Only parquet files that owned by the FileSet will be read and converted. The parquet files that materialized by FileSet have the name pattern “data_<query_id>_<some_sharding_order>.snappy.parquet”.

Returns:

A Snowpark dataframe that contains the data of this FileSet.

Note: The dataframe generated by this method might not have the same schema as the original one. Specifically,
  • NUMBER type with scale != 0 will become float.

  • Unsupported types (see comments of make()) will not have any guarantee.

    For example, an OBJECT column may be scanned back as a STRING column.

This function or method is in private preview since 0.2.0.

to_tf_dataset(*, batch_size: int, shuffle: bool = False, drop_last_batch: bool = True) Any

Transform the Snowflake data into a ready-to-use TensorFlow tf.data.Dataset.

Parameters:
  • batch_size – It specifies the size of each data batch which will be yield in the result datapipe

  • shuffle – It specifies whether the data will be shuffled. If True, files will be shuffled, and rows in each file will also be shuffled.

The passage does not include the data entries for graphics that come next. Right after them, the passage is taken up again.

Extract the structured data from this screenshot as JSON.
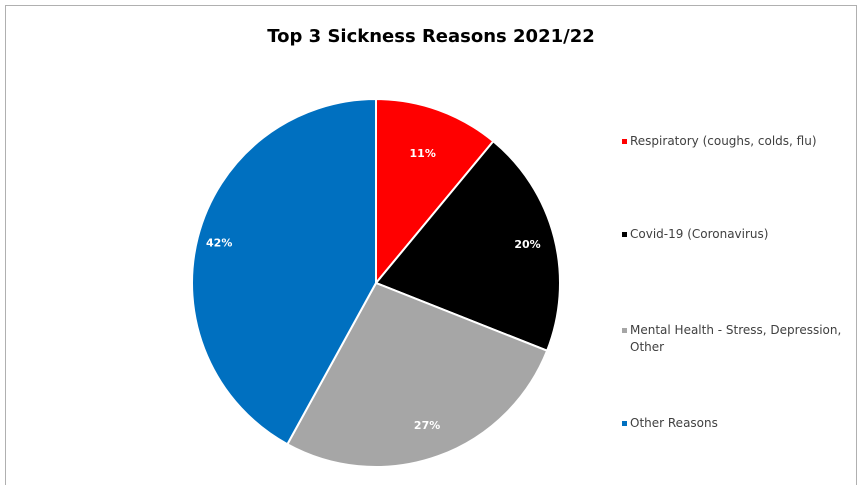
{
  "chart_data": {
    "type": "pie",
    "title": "Top 3 Sickness Reasons 2021/22",
    "categories": [
      "Respiratory (coughs, colds, flu)",
      "Covid-19 (Coronavirus)",
      "Mental Health - Stress, Depression, Other",
      "Other Reasons"
    ],
    "values": [
      11,
      20,
      27,
      42
    ],
    "data_labels": [
      "11%",
      "20%",
      "27%",
      "42%"
    ],
    "colors": [
      "#ff0000",
      "#000000",
      "#a6a6a6",
      "#0070c0"
    ],
    "start_angle": "12 o'clock",
    "direction": "clockwise",
    "legend_position": "right"
  }
}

  • drop_last_batch – Whether the last batch of data should be dropped. If set to be true, then the last batch will get dropped if its size is smaller than the given batch_size.

Returns:

A tf.data.Dataset that yields batched tf.Tensors.

Examples:

>>> conn = snowflake.connector.connect(**connection_parameters)
>>> fileset = FileSet.make(
>>>     sf_connection=conn, name="helloworld", target_stage_loc="@mydb.myschema.mystage"
>>>     query="SELECT * FROM Mytable"
>>> )
>>> dp = fileset.to_tf_dataset(batch_size=1)
>>> for data in dp:
>>>     print(data)
----
{'_COL_1': <tf.Tensor: shape=(1,), dtype=int64, numpy=[10]>}

This function or method is in private preview since 0.2.0.

to_torch_datapipe(*, batch_size: int, shuffle: bool = False, drop_last_batch: bool = True) Any

Transform the Snowflake data into a ready-to-use Pytorch datapipe.

Return a Pytorch datapipe which iterates on rows of data.

Parameters:
  • batch_size – It specifies the size of each data batch which will be yield in the result datapipe

  • shuffle – It specifies whether the data will be shuffled. If True, files will be shuffled, and rows in each file will also be shuffled.

  • drop_last_batch – Whether the last batch of data should be dropped. If set to be true, then the last batch will get dropped if its size is smaller than the given batch_size.

Returns:

A Pytorch iterable datapipe that yield data.

Examples:

>>> conn = snowflake.connector.connect(**connection_parameters)
>>> fileset = FileSet.make(
>>>     sf_connection=conn, name="helloworld", target_stage_loc="@mydb.myschema.mystage"
>>>     query="SELECT * FROM Mytable"
>>> )
>>> dp = fileset.to_torch_datapipe(batch_size=1)
>>> for data in dp:
>>>     print(data)
----
{'_COL_1':[10]}

This function or method is in private preview since 0.2.0.

Attributes

name

Get the name of the FileSet.